AI Model Forecasts Risk of More Than 1,000 Diseases Decades in Advance
Key Takeaways:
- Delphi-2M, a generative AI model, can predict susceptibility to over 1,000 diseases using anonymised medical records.
- The system has been tested successfully across large-scale UK and Danish datasets, showing remarkable accuracy and transferability.
- Experts say the model could transform population health forecasting within years and may eventually be adapted for personalised clinical use.
European scientists build AI model to predict long-term disease risk
European researchers have unveiled a powerful new artificial intelligence model that can predict a person’s susceptibility to more than 1,000 diseases decades before symptoms arise.

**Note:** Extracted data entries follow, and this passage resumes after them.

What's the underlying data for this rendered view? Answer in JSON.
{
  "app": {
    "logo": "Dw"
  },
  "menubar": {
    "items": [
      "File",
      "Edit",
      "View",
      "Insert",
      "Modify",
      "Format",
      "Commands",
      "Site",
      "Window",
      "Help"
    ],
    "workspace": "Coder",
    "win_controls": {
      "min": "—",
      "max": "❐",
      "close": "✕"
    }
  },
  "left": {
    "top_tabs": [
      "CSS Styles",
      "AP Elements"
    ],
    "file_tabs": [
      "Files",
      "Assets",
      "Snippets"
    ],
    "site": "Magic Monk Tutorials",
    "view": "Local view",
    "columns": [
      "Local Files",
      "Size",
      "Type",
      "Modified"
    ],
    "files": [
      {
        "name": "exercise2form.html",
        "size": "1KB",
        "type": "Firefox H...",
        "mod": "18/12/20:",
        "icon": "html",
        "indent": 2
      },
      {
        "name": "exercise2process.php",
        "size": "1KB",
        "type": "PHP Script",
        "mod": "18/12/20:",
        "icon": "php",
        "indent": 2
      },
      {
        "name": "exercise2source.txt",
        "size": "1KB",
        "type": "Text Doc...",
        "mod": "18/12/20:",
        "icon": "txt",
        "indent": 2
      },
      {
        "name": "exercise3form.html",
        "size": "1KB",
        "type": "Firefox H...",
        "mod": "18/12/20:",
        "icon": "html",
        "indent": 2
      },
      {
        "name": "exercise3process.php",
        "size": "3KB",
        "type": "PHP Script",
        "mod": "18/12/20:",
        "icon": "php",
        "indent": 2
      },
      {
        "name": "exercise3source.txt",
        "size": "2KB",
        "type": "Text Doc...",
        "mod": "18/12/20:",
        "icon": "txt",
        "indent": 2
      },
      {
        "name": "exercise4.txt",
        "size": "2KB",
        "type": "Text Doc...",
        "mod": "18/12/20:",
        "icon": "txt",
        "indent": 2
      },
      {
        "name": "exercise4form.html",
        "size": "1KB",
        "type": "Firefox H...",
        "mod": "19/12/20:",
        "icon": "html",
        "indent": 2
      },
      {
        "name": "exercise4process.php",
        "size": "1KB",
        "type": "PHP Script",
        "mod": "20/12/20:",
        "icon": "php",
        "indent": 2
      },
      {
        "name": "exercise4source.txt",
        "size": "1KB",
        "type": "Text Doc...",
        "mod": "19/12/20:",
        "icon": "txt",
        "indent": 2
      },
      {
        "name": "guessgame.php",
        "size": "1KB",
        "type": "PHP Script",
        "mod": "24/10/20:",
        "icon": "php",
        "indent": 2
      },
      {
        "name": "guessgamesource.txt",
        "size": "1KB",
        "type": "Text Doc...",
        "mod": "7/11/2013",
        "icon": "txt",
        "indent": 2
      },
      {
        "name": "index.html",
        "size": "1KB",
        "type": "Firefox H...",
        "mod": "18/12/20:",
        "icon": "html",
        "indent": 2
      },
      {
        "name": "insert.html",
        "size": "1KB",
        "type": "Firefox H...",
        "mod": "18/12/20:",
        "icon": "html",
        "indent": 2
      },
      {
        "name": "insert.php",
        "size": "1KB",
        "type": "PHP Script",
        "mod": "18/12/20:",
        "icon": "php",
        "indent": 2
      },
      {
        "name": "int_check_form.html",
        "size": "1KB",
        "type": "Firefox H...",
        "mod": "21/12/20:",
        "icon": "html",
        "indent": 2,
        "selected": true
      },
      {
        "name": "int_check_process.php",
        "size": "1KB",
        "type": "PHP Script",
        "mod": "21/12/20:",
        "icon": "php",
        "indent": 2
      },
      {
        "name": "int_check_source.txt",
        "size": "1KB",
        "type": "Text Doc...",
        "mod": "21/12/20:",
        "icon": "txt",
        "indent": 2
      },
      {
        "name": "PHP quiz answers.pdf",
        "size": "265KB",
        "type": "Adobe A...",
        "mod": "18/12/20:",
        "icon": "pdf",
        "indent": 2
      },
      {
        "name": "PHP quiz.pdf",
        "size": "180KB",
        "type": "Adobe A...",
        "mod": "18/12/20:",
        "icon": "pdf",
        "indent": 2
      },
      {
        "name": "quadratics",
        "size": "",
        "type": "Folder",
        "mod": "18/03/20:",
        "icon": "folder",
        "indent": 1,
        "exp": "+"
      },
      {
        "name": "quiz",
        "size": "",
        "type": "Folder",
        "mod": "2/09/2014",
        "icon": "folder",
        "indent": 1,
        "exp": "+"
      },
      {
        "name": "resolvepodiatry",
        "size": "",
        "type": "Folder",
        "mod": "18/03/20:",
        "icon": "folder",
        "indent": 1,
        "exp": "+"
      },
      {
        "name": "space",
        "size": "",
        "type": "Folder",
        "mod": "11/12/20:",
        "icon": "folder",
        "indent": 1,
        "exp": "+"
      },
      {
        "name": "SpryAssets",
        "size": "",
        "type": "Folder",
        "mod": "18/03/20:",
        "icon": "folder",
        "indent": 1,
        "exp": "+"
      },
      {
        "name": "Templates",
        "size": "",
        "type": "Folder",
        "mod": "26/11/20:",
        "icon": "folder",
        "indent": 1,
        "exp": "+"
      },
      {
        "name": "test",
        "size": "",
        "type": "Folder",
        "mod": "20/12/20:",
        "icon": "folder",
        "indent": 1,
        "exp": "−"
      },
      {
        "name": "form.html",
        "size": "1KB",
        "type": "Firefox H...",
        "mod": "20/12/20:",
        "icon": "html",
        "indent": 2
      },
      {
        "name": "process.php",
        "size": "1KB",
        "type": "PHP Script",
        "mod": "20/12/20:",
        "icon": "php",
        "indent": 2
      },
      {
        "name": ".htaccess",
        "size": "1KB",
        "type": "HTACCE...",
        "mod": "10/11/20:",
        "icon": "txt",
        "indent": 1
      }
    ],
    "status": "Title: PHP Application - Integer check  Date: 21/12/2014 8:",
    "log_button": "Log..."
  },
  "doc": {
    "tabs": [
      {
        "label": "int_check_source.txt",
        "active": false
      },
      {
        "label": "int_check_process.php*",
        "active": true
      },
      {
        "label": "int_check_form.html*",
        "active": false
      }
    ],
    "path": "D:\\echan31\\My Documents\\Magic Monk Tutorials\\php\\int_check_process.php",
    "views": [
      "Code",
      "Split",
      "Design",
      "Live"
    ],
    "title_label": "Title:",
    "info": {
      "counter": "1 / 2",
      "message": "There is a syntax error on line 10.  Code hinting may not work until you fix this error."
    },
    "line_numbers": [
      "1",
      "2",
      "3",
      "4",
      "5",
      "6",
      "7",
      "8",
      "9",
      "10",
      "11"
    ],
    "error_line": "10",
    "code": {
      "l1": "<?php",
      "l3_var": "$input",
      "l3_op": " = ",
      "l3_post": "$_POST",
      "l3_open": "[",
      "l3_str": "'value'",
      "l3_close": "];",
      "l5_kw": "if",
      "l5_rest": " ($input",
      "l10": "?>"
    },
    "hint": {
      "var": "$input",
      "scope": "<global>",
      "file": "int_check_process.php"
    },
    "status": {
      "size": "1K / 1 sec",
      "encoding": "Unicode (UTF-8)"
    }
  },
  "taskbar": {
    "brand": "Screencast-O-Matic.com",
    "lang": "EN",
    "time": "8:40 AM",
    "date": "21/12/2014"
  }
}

The system, known as Delphi-2M, was developed by scientists at the European Molecular Biology Laboratory (EMBL) in Cambridge. “Delphi uses a similar architecture to large language models but with key innovations to work with healthcare data,” explained Tom Fitzgerald of EMBL.
Delphi was trained on anonymised health records from 400,000 participants in the UK Biobank, a major long-term biomedical study. The researchers then validated its performance using records from 1.9 million patients in the Danish National Patient Registry.
Matching and exceeding existing prediction tools
The predictions made by Delphi-2M spanned more than 1,000 diseases and were generally comparable in accuracy to existing clinical tools that focus on specific conditions, such as the QRisk score used for cardiovascular disease risk. Results from the study were published in Nature on Wednesday.
“Our model is a proof of concept, showing that it’s possible for AI to learn many of our long-term health patterns and use this information to generate meaningful predictions,” said Ewan Birney, EMBL’s interim executive director. “We were surprised at how well the model transferred from the UK to Denmark though it had never seen a single bit of Danish data.”
Birney emphasised that turning Delphi into a clinically deployable forecasting tool could take five to ten years, but he noted that it could be used much sooner to inform public health strategies.
Population-level insights and healthcare planning
While Delphi generates predictions at the level of individual patients, its most immediate value may be in population health planning. “Although it makes predictions for each individual, it can be very useful at the population level to forecast collective healthcare needs, how many people will suffer from particular diseases such heart attacks, cancers or diabetes and what sort of treatment they need,” said Moritz Gerstung, head of AI at the German Cancer Research Center in Heidelberg and a member of the Delphi team.
The model performed best for diseases with well-understood and consistent progression patterns, such as cardiovascular disease, diabetes and sepsis (blood poisoning). It was less effective for conditions triggered by unpredictable environmental factors or for very rare congenital disorders.
Expanding to genomics and biological data
Researchers are now working to enhance Delphi by incorporating biological information, such as genomic and proteomic data. Despite this, Birney said they were “very pleasantly surprised” at how well the model performed using healthcare records alone, achieving results comparable to or better than some models that rely on genetic and protein-level data.
“I want to stress the power of the straightforward medical record,” Birney added.
The team has patented key aspects of Delphi’s approach to predicting disease risk and timing. “We are exploring whether there are commercialisation possibilities and how to do that with our respective institutions,” Birney confirmed.
Towards ethical and scalable predictive medicine
Independent experts have praised the work as an important step forward for responsible AI in medicine. “This research looks to be a significant step towards scalable, interpretable, and — most importantly — ethically responsible form of predictive modelling in medicine,” said Gustavo Sudre, professor of genomic neuroimaging and AI at King’s College London, who was not involved in the study.
He added that while the current model relies solely on anonymised health records, its architecture has been designed to handle richer data types in the future, including biomarkers, imaging and genomics.